Well, Sen. Kirsten Gillibrand (D-NY) just couldn’t convince enough voters that she could beat President Trump. I mean if that bus tour she touted couldn’t convince you, I don’t know what else would (sarc.). Let’s be honest, Gillibrand had no shot. That was made painfully clear after the first couple of debates. She’s just not charismatic. Ranch dressing is more exciting than Gillibrand. And with that, she’s officially out of the race. She hasn’t decided whom she will endorse, but it’ll be anyone but Trump for her, as usual (via NYT):
Senator Kirsten Gillibrand of New York, who presented herself in the presidential race as a champion of women and families, said Wednesday that she was withdrawing from the Democratic primary after failing to qualify for a third debate next month — a development she described as fatal to her candidacy.
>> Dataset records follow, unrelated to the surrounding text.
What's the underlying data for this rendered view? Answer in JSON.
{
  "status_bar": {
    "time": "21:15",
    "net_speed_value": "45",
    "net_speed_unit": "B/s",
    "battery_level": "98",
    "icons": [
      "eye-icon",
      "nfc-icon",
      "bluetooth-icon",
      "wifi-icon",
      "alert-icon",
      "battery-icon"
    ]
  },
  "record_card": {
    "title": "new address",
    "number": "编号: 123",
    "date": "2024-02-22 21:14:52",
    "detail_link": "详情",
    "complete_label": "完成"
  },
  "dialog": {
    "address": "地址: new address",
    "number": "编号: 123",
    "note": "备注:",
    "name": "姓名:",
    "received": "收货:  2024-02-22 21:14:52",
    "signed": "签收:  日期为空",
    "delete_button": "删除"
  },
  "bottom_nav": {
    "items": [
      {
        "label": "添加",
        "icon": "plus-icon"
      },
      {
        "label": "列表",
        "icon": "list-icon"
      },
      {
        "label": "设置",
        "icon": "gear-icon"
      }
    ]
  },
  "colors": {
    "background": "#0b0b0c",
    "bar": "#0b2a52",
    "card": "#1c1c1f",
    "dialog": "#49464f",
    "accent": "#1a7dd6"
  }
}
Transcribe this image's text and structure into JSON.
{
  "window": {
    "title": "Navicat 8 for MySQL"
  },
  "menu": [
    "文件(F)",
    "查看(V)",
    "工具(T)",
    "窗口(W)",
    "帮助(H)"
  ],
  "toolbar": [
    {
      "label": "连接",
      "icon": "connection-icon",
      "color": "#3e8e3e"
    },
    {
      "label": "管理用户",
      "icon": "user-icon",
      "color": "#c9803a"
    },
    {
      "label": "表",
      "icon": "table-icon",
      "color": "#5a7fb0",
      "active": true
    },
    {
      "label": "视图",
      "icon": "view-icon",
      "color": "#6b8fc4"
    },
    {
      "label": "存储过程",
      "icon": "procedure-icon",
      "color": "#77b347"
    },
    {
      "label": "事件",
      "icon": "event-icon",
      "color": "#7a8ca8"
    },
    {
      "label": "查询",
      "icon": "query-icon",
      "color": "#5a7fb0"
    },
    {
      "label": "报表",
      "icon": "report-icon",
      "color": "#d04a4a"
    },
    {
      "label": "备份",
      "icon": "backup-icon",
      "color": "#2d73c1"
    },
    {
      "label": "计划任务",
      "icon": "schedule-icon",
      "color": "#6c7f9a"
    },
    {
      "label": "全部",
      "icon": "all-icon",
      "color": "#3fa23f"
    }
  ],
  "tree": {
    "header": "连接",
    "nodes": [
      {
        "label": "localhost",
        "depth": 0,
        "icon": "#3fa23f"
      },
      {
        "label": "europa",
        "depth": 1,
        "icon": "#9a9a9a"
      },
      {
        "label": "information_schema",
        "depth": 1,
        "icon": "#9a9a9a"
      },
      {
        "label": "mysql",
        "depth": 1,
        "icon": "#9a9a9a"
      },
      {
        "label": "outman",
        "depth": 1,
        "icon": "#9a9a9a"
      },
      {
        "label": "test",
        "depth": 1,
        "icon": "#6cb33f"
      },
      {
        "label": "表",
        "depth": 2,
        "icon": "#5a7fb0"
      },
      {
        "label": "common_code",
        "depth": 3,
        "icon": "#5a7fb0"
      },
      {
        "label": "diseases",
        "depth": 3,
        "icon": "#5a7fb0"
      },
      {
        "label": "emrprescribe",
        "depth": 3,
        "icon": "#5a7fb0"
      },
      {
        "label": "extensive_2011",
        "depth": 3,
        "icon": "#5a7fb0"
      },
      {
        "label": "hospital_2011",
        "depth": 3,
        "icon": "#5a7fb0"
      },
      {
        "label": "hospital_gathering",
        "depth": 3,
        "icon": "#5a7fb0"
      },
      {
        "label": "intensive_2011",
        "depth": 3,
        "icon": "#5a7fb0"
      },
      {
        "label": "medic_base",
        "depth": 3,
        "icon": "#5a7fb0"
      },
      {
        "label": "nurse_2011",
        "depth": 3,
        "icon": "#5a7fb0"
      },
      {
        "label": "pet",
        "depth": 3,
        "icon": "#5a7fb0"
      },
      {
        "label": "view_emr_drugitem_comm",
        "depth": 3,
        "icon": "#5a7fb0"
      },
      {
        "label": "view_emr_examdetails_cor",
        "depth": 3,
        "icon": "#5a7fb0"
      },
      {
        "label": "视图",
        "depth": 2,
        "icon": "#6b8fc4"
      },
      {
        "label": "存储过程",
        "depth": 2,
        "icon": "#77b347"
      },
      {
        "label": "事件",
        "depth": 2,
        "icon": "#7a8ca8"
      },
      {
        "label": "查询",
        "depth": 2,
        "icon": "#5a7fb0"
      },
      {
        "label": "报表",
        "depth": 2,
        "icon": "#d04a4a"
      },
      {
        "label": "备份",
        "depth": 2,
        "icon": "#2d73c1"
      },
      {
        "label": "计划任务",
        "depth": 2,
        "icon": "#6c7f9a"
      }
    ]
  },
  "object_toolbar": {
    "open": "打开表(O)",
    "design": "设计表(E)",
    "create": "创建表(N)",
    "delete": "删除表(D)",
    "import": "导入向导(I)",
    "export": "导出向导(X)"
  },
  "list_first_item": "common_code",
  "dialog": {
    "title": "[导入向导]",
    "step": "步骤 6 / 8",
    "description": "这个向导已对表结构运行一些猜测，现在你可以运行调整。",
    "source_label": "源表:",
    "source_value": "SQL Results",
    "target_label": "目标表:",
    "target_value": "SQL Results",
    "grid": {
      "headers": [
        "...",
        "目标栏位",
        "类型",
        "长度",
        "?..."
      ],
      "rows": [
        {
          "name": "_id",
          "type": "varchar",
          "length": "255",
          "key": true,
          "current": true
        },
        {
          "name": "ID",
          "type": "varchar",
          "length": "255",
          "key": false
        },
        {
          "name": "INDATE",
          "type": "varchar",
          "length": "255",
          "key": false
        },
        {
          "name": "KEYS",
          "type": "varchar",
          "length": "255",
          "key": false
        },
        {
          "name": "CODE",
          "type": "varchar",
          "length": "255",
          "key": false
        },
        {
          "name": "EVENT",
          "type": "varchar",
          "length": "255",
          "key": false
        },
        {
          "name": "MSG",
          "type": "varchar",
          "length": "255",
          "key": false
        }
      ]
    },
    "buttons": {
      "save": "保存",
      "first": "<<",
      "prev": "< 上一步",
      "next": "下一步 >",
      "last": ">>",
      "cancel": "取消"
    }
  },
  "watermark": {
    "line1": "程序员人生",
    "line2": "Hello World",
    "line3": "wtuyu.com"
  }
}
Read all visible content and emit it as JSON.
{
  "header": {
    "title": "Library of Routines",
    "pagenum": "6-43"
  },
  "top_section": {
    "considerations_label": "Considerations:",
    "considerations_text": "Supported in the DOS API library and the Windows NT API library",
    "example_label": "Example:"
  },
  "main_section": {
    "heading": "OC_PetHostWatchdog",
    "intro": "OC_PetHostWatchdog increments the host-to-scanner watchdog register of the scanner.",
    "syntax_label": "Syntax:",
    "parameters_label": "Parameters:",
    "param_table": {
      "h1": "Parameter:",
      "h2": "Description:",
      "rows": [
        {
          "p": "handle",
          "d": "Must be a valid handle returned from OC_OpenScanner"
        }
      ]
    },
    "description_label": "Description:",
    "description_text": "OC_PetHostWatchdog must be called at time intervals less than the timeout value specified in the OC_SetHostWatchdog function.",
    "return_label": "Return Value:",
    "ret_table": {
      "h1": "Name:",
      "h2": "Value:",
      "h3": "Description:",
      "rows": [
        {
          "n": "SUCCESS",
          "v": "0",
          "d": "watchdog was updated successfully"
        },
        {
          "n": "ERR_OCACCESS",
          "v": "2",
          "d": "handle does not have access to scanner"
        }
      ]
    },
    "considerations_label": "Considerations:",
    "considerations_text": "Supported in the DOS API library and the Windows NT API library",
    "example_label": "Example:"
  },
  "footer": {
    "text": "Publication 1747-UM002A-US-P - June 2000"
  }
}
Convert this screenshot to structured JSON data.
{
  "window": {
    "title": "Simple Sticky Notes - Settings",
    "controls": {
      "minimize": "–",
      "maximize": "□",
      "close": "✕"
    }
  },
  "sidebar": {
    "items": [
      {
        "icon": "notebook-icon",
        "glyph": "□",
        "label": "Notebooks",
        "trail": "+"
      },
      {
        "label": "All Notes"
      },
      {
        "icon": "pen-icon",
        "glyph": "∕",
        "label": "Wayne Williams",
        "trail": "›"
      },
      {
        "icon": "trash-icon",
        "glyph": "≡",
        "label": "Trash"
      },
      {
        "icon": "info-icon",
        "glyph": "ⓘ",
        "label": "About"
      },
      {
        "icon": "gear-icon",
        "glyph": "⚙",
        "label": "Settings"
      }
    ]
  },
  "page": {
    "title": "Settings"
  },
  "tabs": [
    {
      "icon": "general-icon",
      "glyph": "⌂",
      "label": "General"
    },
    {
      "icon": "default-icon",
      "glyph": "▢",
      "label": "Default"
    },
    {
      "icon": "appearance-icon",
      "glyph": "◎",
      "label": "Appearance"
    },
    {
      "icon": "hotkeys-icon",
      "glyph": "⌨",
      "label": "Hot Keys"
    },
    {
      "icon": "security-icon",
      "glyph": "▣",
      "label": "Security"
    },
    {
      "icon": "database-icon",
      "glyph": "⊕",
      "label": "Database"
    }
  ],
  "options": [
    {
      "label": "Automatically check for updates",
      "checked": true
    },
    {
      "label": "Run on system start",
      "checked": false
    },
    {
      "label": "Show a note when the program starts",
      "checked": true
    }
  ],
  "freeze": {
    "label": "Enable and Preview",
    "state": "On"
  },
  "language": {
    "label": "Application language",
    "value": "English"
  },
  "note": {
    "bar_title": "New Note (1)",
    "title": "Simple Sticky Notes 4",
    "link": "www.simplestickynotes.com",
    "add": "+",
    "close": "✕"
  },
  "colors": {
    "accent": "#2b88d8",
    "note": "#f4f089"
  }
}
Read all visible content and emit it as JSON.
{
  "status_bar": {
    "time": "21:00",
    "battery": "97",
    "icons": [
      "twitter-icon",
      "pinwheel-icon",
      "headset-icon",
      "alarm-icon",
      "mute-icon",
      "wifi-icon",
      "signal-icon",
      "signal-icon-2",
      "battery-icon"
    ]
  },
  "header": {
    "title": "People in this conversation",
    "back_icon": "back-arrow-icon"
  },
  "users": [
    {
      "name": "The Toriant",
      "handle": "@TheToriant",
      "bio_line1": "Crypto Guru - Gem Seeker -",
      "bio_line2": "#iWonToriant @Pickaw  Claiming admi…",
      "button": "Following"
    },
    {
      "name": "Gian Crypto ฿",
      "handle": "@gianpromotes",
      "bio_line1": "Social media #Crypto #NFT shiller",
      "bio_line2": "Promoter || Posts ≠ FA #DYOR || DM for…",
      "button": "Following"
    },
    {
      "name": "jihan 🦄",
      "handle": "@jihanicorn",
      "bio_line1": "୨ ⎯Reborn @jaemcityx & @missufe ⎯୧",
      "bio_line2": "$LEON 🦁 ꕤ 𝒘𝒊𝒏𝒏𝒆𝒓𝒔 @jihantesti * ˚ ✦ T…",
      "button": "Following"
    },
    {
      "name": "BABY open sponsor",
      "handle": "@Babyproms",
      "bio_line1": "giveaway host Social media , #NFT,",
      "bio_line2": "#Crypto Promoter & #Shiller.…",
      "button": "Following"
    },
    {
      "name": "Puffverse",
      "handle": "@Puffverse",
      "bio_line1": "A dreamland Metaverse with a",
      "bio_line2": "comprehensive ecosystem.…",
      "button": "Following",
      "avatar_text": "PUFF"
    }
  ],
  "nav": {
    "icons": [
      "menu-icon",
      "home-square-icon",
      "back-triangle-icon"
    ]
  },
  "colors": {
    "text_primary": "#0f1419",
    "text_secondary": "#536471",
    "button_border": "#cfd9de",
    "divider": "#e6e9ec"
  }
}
Ms. Gillibrand said in an interview that she would endorse another candidate in the primary but had not yet picked a favorite. Though she stopped short of saying she would endorse a woman, Ms. Gillibrand, who has made electing women to Congress a personal cause, said the next president had to be capable of uniting the country and suggested that a woman might be best suited for the job.
“I think that women have a unique ability to bring people together and heal this country,” Ms. Gillibrand said, adding, “I think a woman nominee would be inspiring and exciting.”
But she added: “I will support whoever the nominee is, and I will do whatever it takes to beat Trump.”
This announcement also comes after a rather sad attempt for her campaign to try and meet the donor threshold by selling t-shirts, which the Free Beacon noted was going to cost her campaign $130,000:
New York senator Kirsten Gillibrand is willing to lose tens of thousands of dollars on a fundraising gimmick in an attempt to make the September debate stage.
Gillibrand launched a t-shirt giveaway at a time when she needs approximately 15,000 additional unique donors to qualify for the third round of Democratic primary debates. She began offering first-time donors a campaign t-shirt retailing at $30 in exchange for a $1 contribution in August.
If the giveaway proves successful, Gillibrand could lose nearly $130,000 on the cost of shirts alone, according to a Washington Free Beacon analysis.
The campaign did not return request for comment.
A desperate t-shirt push and polls that had her with less than one percent support; it was time to call it quits.